Objective: Compare the self-reported physical and mental health of Aboriginal and non-Aboriginal prisoners in New South Wales (NSW).

Design: Cross-sectional random sample.

Setting: Twenty-nine correctional centres (27 male and two female) in NSW.

Participants: 747 men (227 Aboriginal) and 167 women (29 Aboriginal) in full-time custody.

Methods: Face to-face interviews were used to record self-reported health status.

Results: Aboriginal prisoners differed significantly from non-Aboriginal inmates in several socio-demographic and criminographic factors. However, few differences were observed in health status between Aboriginal and non-Aboriginal men and women. After adjusting for age, Aboriginal men were more likely to report high blood pressure and diabetes. No differences were found in chronic health conditions in the female group. Aboriginal men had higher SF-36 scores than non-Aboriginal men on general health, vitality, and mental health. Aboriginal women had lower scores than non-Aboriginal women on social functioning and role-emotional but scored higher on the role-physical dimension.

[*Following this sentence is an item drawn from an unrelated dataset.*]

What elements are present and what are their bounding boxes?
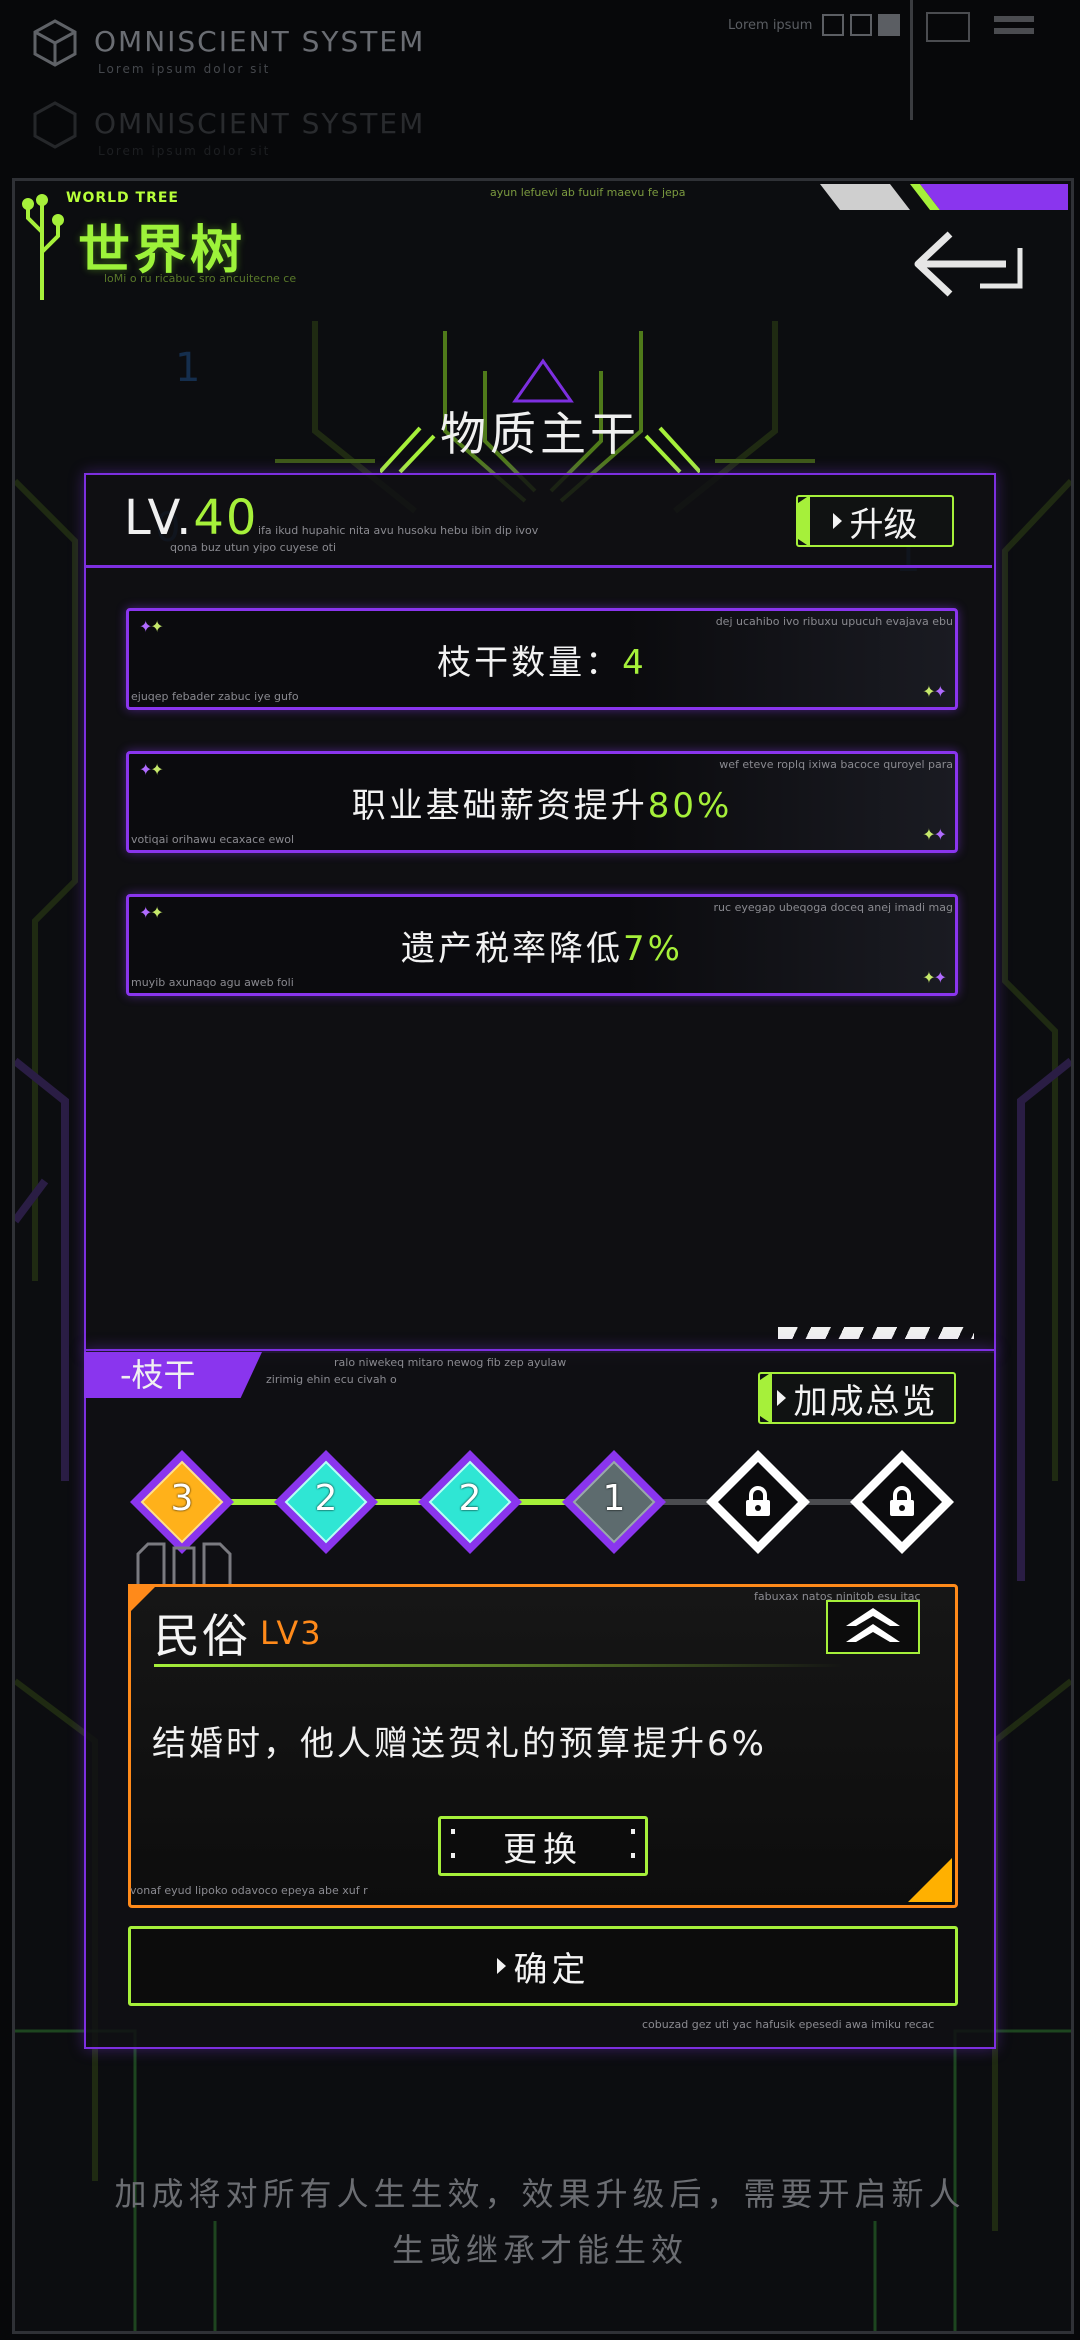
sparkle-icon: ✦✦ — [922, 825, 947, 844]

Aboriginal inmates were more likely to report seeing certain health professionals (doctors, dentists, drug and alcohol counsellors, and optometrists) in prison compared with the community.

Conclusions: The health of Aboriginal and non-Aboriginal prisoners is remarkably similar in this population group. Few differences were observed in self-reported chronic health conditions. Aboriginal prisoners report using prison health services more while in prison compared with the community. This highlights that for many, prison is a rare opportunity to contact health services.